Le scandale du trafic présumé des cadavres de certains ashrams ou autres homes à des écoles de médecine suscite de vifs émois dans le public. Le bon sens veut que l’on ne puisse traiter le corps humain comme une vulgaire chose mercantile. Il y va de la dignité humaine quant au respect que l’on doit à un corps humain. Ceci n’est pas forcément inscrit dans des textes de loi, mais dans l’entendement et le sens moral de toute génération.
Bien qu’il n’existe pas dans notre législation des textes qui définissent clairement toutes les conditions garantissant le traitement respectueux des cadavres, il existe une série de règlementations et de procédures administratives entourant le constat médical d’un décès, la permission d’enterrer le corps, le respect dû à une dépouille mortelle, l’exhumation de cadavre, etc. Il revient à l’Etat, passé un délai prescrit de non-réclamation d’un corps entreposé à la morgue, de s’assurer que tout défunt bénéficie d’un enterrement ou d’une crémation qui honore la dignité humaine. Il veillera, entre autres, à ce que tout soit accompli selon le rite funéraire lié à l’appartenance religieuse du défunt. D’ailleurs, l’État, via le ministère de la sécurité sociale, octroie un « funeral grant » aux ONG ou autre personnalité qui prendrait en charge l’organisation de l’enterrement d’un défunt n’ayant pas de proches pour s’en occuper. Rappelons, en outre, que nul n’a le droit d’exhumer un cadavre sauf en cas d’ordre d’une cour de justice à des fins d’enquête.
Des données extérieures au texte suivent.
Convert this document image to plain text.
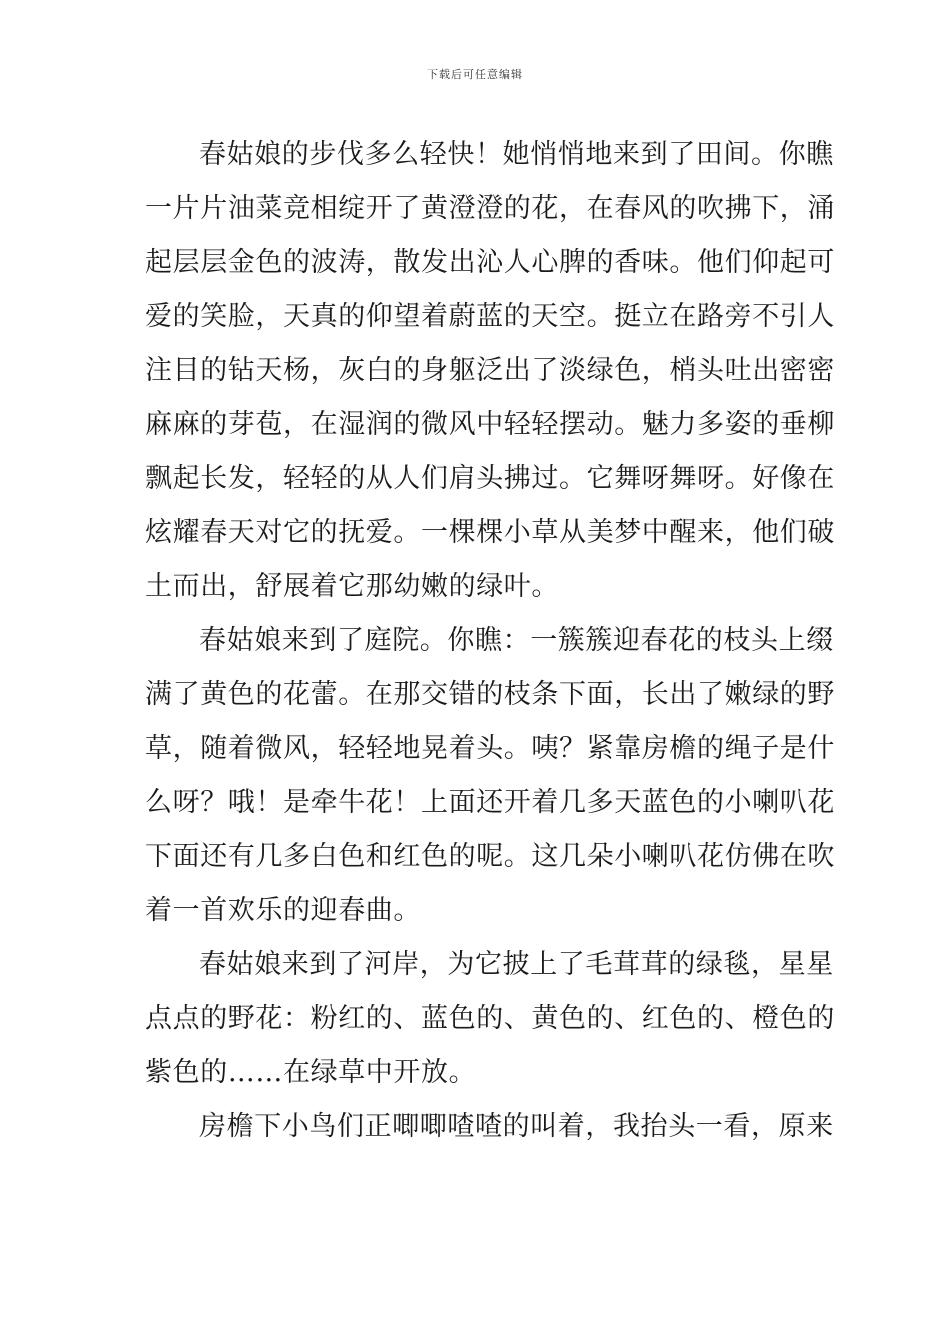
下载后可任意编辑
春姑娘的步伐多么轻快！她悄悄地来到了田间。你瞧
一片片油菜竞相绽开了黄澄澄的花，在春风的吹拂下，涌
起层层金色的波涛，散发出沁人心脾的香味。他们仰起可
爱的笑脸，天真的仰望着蔚蓝的天空。挺立在路旁不引人
注目的钻天杨，灰白的身躯泛出了淡绿色，梢头吐出密密
麻麻的芽苞，在湿润的微风中轻轻摆动。魅力多姿的垂柳
飘起长发，轻轻的从人们肩头拂过。它舞呀舞呀。好像在
炫耀春天对它的抚爱。一棵棵小草从美梦中醒来，他们破
土而出，舒展着它那幼嫩的绿叶。
春姑娘来到了庭院。你瞧：一簇簇迎春花的枝头上缀
满了黄色的花蕾。在那交错的枝条下面，长出了嫩绿的野
草，随着微风，轻轻地晃着头。咦？紧靠房檐的绳子是什
么呀？哦！是牵牛花！上面还开着几多天蓝色的小喇叭花
下面还有几多白色和红色的呢。这几朵小喇叭花仿佛在吹
着一首欢乐的迎春曲。
春姑娘来到了河岸，为它披上了毛茸茸的绿毯，星星
点点的野花：粉红的、蓝色的、黄色的、红色的、橙色的
紫色的……在绿草中开放。
房檐下小鸟们正唧唧喳喳的叫着，我抬头一看，原来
Par ailleurs, il n’est ni dans nos coutumes ni dans nos pratiques locales, de remettre des corps non réclamés à des institutions tertiaires à des fins d’enseignement en matière d’anatomie ou de recherche scientifique. C’est pourquoi le public est choqué d’apprendre que certaines écoles de médecine se sont permis de disposer, dans leurs locaux, de cadavres à des fins d’études. Ceci sans qu’il y ait eu une forme de consentement du défunt de son vivant ou de ses proches comme cela se pratique dans la plupart des pays qui ont légiféré sur les dons d’organes ou le don de son corps à la science.
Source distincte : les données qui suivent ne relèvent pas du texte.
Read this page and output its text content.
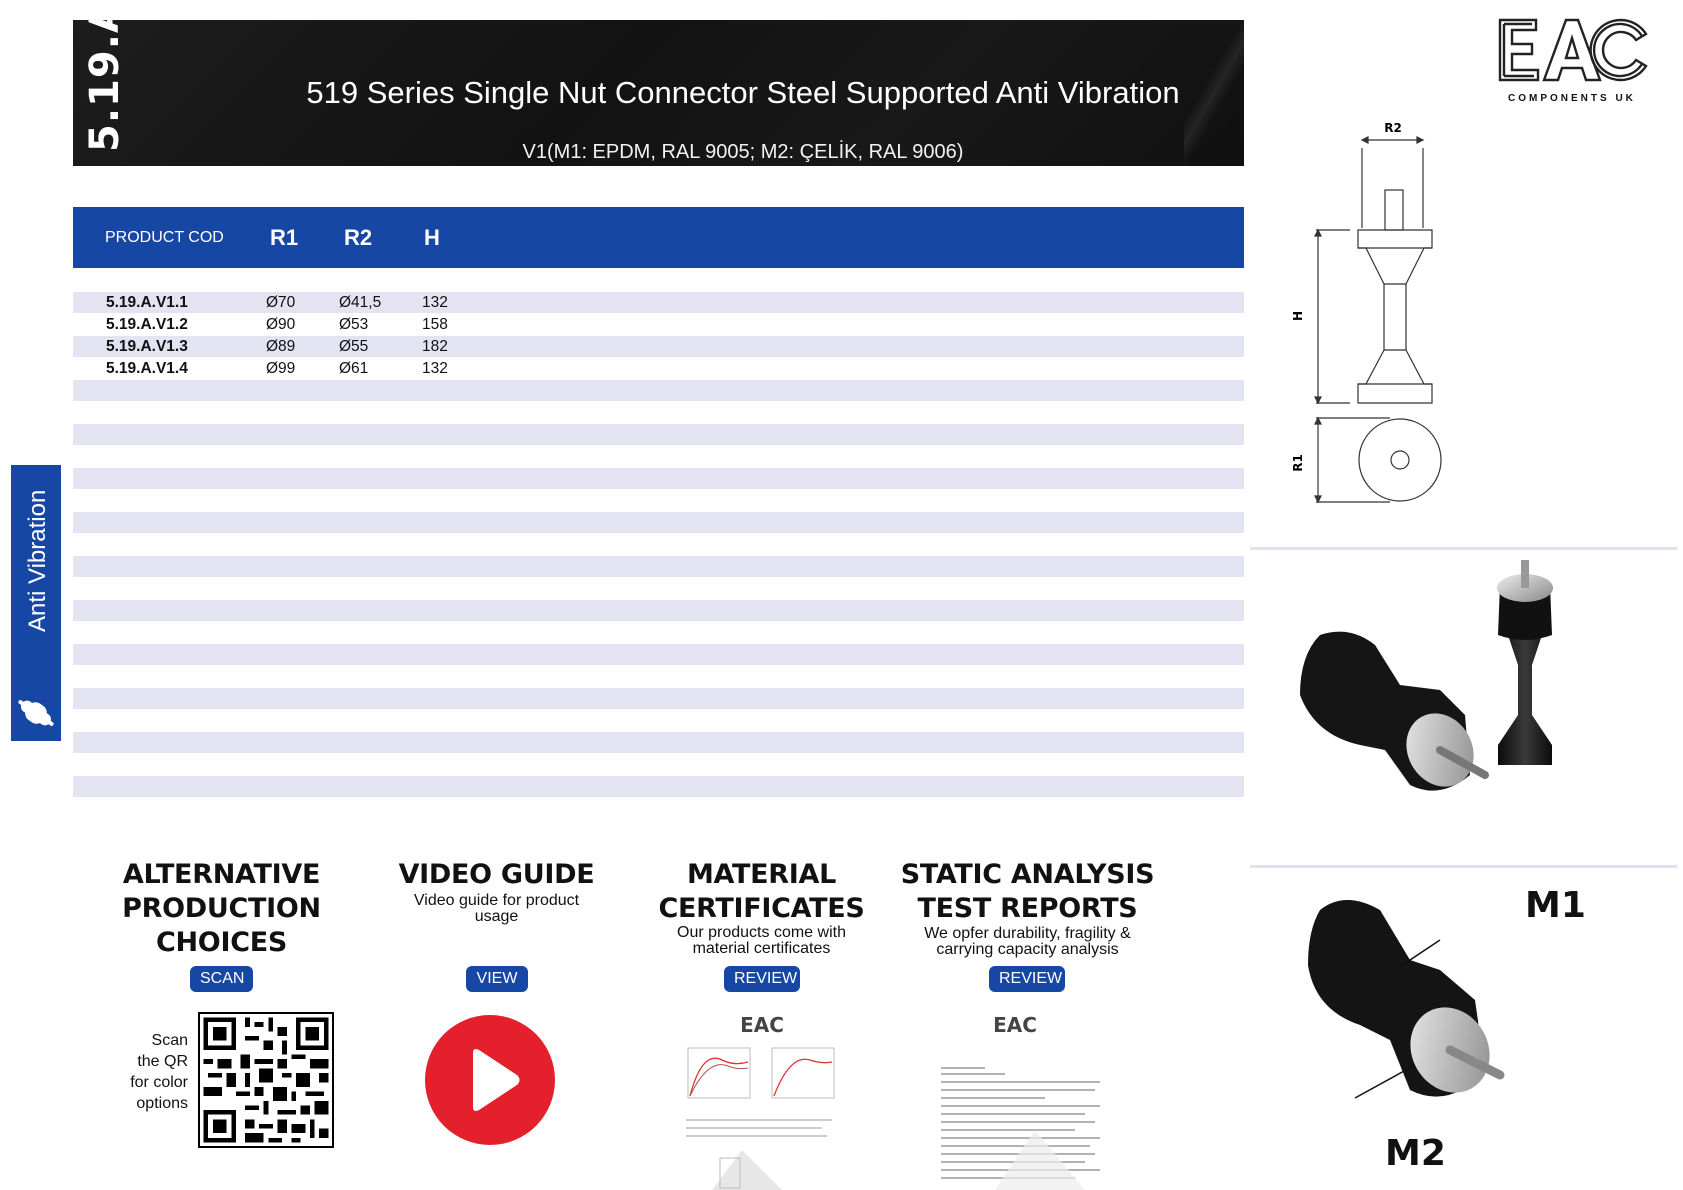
519 Series Single Nut Connector Steel Supported Anti Vibration
V1(M1: EPDM, RAL 9005; M2: ÇELİK, RAL 9006)
5.19.A	COMPONENTS UK
PRODUCT COD R1 R2 H
5.19.A.V1.1	Ø70	Ø41,5	132
5.19.A.V1.2	Ø90	Ø53	158
5.19.A.V1.3	Ø89	Ø55	182
5.19.A.V1.4	Ø99	Ø61	132
Anti Vibration
R2
H
R1
M1
M2
ALTERNATIVE
PRODUCTION
CHOICES
SCAN
Scan
the QR
for color
options
VIDEO GUIDE
Video guide for product
usage
VIEW
MATERIAL
CERTIFICATES
Our products come with
material certificates
REVIEW
EAC
STATIC ANALYSIS
TEST REPORTS
We opfer durability, fragility &
carrying capacity analysis
REVIEW
EAC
La question du consentement écrit du don de son corps à la recherche scientifique relève au fond d’une conception éthique du respect inaliénable attribué au corps humain presque au même titre à la personne vivante. Les amendements relatifs au respect du corps humain dans le Code civil français — d’où émanent structurellement le système juridique et le droit mauricien – datent de 1994. Ils stipulent que le corps humain sans vie, bien que ne pouvant être un sujet de droit, possède la qualité de la personne humaine dont la dignité et l’intégrité doivent être respectées et protégées.  
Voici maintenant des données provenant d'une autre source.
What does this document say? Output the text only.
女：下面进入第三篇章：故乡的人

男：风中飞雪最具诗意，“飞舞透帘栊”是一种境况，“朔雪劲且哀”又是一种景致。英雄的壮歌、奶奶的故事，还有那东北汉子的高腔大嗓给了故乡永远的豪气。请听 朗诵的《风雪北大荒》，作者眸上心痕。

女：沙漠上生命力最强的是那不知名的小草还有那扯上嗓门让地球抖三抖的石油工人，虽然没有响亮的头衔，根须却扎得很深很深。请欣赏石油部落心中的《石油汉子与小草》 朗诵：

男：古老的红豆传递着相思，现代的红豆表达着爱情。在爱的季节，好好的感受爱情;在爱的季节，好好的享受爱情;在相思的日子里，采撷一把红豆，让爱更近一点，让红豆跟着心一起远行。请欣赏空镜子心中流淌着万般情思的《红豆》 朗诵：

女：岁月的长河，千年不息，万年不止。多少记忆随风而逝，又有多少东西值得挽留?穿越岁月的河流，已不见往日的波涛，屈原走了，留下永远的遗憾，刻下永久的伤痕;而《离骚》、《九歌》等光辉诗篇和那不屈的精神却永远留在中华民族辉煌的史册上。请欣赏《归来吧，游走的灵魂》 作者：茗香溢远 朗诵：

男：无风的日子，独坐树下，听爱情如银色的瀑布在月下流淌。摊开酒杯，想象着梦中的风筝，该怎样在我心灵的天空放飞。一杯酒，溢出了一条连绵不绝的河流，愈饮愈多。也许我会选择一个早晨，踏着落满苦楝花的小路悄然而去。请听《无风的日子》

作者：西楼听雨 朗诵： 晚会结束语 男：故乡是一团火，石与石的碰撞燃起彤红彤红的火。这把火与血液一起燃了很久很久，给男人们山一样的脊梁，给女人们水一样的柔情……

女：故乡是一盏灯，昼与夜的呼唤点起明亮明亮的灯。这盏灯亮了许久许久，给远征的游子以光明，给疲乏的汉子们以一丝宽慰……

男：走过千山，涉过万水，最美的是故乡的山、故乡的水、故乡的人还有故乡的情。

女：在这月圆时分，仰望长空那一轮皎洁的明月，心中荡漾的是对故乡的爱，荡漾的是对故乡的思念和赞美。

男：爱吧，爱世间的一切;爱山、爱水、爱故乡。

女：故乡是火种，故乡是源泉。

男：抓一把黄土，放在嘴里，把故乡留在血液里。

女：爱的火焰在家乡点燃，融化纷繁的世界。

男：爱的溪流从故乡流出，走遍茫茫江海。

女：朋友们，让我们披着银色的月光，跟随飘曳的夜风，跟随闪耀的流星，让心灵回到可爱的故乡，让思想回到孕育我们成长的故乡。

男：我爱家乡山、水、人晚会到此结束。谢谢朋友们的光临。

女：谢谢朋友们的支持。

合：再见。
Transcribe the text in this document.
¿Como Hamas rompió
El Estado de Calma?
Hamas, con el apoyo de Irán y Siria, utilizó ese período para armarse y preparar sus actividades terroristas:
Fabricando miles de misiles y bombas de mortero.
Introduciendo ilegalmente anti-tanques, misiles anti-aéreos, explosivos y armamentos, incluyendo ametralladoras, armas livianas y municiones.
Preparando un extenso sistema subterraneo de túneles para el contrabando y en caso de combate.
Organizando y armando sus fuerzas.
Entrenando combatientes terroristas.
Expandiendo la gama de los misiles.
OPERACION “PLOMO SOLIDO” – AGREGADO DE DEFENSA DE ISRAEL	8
Dans un article signé par Me. Armandine Cayol, Maître de Conférence en droit privé à l’Université de Caen — intitulé « Avant la naissance et après la mort, l’être humain, une chose digne de respect » l’auteure établit les bases conceptuelles inspirées de la bioéthique qui sous-tendent la législation française sur le respect dû au corps humain. Dans son argumentaire, elle avance que « le foetus tout comme le cadavre, est en droit positif, des choses (…) Toutefois, fait-elle ressortir, le cadavre est une chose particulière qu’il convient de qualifier de “sacré” ». Entendons le terme sacré, non au sens religieux, mais antique, à savoir que c’est une chose séparée du reste qui doit être spécialement protégée et respectée. C’est ainsi que tout corps humain — une partie ou des restes — doit être considéré comme digne de respect et que l’on ne saurait nier leur qualité de personne humaine.
Tout comme des institutions reconnues en recherche médicale ne sauraient traiter le corps humain d’un individu sans le consentement écrit de son vivant, le respect et la dignité des morts est aussi une limite posée à la liberté d’expression des journalistes. C’est pourquoi l’on doit se restreindre à publier la photo ou des images vidéo représentant distinctement le corps ou le visage d’un cadavre. Cela est considéré comme une atteinte à la dignité de la personne humaine ainsi qu’à la mémoire ou au respect dû au mort. D’ailleurs, il est de coutume de recouvrir entièrement tout cadavre par respect dû à l’intimité corporelle d’un être humain.
Pour terminer, citons Zenon, philosophe contemporain de Platon, qui enseigne à l’homme qu’il a une dignité, non de citoyen, mais d’humain ; qu’outre ses devoirs envers la loi, il en a envers lui-même. Ainsi respecter le mort, c’est se respecter soi-même. Le souiller, c’est souiller l’humanité entière.